NDR Output: Conceptual Understanding

Hello InVEST users!

I have a couple of queries about how to interpret the outputs of the NDR model. I hope that someone can help shed light on either of the following.

  1. I’m using the NDR model to understand how effective riparian vegetative buffers are for nutrient retention in my local watershed. How can I determine exactly how much N ( in kg) the riparian buffers retain? I have a shapefile of all the riparian buffers in the watershed. I was hoping to use the shapefile to extract values from one of the output rasters. Is there an output raster or a combination of outputs that will tell me the amount of N retained by each pixel?

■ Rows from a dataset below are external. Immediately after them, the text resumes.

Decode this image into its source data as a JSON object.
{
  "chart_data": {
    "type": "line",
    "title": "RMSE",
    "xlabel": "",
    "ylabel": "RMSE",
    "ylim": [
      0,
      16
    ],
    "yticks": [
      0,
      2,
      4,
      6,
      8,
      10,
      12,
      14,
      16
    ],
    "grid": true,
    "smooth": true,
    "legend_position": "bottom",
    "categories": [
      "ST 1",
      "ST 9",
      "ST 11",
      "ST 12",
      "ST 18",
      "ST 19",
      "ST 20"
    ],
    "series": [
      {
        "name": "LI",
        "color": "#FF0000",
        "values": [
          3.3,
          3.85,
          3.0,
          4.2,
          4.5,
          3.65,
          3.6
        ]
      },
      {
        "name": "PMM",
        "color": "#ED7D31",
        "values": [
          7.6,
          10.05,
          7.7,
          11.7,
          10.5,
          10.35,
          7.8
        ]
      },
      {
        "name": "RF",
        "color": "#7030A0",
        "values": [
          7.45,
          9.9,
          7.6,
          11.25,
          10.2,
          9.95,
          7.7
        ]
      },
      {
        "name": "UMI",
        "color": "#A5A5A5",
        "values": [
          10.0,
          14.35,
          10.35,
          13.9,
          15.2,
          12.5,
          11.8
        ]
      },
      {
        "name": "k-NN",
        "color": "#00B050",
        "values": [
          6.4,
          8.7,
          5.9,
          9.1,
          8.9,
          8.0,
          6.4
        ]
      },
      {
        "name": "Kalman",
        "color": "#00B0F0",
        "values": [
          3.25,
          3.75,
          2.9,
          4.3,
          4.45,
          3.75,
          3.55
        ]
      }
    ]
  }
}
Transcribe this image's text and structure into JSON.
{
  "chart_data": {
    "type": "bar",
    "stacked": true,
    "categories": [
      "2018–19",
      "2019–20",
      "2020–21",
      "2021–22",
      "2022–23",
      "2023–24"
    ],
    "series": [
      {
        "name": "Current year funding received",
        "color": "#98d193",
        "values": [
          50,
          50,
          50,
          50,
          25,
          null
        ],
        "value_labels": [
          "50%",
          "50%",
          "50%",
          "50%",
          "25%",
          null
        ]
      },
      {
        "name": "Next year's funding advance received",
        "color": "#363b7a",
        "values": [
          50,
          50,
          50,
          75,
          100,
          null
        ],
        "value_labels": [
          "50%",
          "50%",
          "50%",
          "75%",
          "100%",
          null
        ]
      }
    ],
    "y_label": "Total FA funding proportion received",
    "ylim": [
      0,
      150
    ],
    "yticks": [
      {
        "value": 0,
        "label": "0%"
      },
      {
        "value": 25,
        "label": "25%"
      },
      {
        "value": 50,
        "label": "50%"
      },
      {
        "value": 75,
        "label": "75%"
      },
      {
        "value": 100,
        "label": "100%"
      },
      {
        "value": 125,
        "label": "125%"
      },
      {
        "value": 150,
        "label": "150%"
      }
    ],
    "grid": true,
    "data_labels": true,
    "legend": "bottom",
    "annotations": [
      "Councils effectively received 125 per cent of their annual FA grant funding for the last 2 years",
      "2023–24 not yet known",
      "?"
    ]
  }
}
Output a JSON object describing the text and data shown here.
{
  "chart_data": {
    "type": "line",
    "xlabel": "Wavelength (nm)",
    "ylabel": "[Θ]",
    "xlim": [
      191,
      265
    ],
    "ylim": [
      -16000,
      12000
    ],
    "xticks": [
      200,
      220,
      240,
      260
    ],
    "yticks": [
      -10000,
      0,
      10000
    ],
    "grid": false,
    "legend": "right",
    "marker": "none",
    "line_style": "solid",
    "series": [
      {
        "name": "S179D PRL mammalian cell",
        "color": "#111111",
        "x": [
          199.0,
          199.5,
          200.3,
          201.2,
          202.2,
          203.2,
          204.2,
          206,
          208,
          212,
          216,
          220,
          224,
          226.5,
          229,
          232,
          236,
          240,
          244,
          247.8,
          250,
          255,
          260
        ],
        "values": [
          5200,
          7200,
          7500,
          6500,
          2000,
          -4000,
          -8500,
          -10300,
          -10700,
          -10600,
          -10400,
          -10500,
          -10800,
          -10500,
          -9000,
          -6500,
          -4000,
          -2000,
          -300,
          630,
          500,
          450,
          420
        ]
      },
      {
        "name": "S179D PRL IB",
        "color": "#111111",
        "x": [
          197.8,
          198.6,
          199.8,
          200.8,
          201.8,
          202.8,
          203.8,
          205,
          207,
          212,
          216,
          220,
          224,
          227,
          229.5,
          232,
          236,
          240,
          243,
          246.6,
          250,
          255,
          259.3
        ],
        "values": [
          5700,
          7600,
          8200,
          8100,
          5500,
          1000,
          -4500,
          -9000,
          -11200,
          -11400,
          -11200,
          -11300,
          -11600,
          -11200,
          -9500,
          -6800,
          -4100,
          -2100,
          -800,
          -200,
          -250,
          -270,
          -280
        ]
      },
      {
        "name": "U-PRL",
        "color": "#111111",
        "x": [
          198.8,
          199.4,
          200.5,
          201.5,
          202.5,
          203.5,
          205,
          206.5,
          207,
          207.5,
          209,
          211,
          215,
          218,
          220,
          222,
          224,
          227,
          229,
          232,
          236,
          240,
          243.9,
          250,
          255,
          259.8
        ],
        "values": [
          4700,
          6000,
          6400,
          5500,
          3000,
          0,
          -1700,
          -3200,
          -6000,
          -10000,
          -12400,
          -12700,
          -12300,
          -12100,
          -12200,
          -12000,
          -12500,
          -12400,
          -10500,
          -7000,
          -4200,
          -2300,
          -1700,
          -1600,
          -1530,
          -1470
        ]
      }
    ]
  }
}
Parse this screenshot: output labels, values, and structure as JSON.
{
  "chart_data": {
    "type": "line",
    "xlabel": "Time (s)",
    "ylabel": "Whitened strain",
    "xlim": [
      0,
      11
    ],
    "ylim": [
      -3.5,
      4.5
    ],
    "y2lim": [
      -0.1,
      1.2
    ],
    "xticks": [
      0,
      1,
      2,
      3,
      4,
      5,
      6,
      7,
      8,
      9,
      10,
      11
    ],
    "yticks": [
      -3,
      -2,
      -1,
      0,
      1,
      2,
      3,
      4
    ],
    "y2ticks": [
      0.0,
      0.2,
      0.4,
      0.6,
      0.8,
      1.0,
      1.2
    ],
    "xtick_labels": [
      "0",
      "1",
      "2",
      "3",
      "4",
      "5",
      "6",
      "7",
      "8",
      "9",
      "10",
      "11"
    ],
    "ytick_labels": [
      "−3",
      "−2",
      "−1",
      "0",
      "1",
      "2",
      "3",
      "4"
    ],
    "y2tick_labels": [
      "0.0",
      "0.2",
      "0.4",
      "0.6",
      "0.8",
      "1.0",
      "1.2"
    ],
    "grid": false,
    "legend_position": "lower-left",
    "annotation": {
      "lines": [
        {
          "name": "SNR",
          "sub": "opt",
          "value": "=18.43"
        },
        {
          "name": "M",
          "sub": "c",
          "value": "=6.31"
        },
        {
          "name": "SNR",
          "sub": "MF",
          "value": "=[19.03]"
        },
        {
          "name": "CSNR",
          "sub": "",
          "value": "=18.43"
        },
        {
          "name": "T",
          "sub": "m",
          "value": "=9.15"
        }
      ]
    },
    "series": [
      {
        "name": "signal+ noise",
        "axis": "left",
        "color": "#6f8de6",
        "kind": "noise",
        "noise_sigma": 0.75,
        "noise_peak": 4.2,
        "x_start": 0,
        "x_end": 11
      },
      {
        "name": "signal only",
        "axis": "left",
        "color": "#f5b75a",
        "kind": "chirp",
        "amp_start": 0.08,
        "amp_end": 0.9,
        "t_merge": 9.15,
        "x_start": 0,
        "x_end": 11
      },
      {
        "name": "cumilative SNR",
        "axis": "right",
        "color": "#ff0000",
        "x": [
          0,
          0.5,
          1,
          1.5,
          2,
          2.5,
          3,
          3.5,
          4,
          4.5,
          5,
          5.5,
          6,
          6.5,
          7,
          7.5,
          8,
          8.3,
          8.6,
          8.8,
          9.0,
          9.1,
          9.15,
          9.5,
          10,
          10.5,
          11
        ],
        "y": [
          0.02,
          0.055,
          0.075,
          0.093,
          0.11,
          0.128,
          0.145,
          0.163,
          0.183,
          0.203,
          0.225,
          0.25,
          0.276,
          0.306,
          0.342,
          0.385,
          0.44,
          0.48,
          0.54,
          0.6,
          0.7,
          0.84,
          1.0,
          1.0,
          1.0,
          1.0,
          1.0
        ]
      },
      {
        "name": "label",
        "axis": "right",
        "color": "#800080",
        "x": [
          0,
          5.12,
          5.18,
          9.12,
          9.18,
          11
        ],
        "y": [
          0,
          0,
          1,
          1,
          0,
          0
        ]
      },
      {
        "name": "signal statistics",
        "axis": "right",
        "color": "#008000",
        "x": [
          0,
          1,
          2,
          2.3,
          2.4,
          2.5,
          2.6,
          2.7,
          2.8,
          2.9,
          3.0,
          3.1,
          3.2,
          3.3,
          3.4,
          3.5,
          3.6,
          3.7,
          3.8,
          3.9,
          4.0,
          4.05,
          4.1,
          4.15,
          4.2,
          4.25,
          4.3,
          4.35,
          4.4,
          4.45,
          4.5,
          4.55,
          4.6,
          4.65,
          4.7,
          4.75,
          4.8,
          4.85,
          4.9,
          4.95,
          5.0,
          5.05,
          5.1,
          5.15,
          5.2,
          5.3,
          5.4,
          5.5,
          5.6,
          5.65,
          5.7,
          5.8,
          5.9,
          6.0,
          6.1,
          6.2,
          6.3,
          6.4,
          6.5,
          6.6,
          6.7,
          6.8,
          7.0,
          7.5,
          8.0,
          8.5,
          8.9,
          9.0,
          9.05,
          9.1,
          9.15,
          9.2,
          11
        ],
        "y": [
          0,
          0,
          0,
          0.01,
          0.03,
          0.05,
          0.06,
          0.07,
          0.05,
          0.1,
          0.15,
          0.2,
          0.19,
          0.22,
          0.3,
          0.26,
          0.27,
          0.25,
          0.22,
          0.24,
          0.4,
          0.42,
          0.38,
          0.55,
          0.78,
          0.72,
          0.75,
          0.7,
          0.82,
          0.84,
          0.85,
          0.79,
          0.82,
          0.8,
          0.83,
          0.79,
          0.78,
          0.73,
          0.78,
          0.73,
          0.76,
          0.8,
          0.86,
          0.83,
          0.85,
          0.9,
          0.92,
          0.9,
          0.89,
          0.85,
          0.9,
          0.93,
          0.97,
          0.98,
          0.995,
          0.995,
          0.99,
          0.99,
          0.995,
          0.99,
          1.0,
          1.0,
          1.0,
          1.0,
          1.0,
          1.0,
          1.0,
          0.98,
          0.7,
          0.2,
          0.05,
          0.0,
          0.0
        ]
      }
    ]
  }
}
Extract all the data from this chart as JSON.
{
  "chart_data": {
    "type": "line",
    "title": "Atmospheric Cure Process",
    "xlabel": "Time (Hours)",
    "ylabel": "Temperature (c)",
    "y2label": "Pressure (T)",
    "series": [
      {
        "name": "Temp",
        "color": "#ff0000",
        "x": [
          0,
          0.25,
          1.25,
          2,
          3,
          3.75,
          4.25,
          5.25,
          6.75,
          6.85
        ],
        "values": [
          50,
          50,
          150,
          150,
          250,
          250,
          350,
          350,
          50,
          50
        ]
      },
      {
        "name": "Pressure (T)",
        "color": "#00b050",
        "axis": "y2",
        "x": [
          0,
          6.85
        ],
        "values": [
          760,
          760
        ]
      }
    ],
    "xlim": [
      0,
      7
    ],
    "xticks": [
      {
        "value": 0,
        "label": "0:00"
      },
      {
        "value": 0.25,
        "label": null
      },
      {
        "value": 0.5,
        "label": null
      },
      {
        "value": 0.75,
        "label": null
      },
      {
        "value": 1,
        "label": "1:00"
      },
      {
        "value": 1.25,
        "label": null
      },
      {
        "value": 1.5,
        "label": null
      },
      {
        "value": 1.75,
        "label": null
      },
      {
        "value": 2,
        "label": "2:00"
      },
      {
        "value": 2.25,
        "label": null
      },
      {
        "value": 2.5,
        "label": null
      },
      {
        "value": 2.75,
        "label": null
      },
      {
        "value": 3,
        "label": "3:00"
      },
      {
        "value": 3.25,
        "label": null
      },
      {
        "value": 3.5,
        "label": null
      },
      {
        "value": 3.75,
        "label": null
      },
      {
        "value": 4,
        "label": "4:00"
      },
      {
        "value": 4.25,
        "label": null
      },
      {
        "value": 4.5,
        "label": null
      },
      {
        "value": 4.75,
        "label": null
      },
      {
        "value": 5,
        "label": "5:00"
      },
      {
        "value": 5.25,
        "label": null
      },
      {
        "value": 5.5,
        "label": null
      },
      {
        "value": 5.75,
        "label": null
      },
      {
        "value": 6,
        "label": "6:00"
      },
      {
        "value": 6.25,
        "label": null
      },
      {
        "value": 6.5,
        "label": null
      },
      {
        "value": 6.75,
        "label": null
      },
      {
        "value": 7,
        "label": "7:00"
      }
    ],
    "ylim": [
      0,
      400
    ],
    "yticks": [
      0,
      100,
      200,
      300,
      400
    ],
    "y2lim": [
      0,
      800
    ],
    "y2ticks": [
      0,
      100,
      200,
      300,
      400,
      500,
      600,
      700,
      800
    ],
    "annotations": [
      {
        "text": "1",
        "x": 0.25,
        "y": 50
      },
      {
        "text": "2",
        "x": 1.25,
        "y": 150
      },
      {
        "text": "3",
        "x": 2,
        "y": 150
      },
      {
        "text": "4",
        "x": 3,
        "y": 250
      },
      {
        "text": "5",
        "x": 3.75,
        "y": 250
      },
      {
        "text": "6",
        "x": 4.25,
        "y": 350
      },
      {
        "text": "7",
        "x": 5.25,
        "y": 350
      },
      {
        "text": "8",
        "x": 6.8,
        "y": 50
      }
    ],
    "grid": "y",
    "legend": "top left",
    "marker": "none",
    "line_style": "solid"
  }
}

  2. What’s the practical difference between “load_n” and “modified_load_n”? I understand that the “modified_load_n” takes into account the amount of runoff transporting nutrients. But, I don’t understand why, for a given pixel, my “modified_load_n” value is greater than my “load_n” value. Is it because the modified load of a pixel is the accumulation of load from other pixels carried to that pixel by runoff?

Hi @atershy,

Thanks for your great questions about InVEST’s NDR model outputs.

  1. Please do bear in mind that unless you have compared, calibrated, and validated the quantitative results against empirical data from your study area, we strongly discourage placing high confidence in the absolute values of the NDR model outputs and instead only recommend interpreting results as relative across space (comparing pixels values to one another). This will give you an understanding of where export, retention, etc. is higher and lower across the landscape. This is explained in the InVEST User Guide, here.
    That disclaimer aside, to get at the potential supply of nitrogen retention services provided by vegetation, use the “modified_load_n” raster result MINUS “n_export.tif”. That will give you annual nitrogen retention on each pixel in kg.

  2. Modified load’ will be higher than ‘load’ for any pixel that has a higher nutrient runoff proxy (potential) than the average runoff proxy of all the pixels in the raster. This is explained in the User Guide’s section on Nutrient Loads.

I hope you find his information useful. Please let us know if you have more questions or would like further clarification.



Hi @jesseG ,

Thank you very much for the explanations! I am in the process of calibrating and validating the model results with local empirical data. I will make sure to do so before interpreting any absolute values of N retention.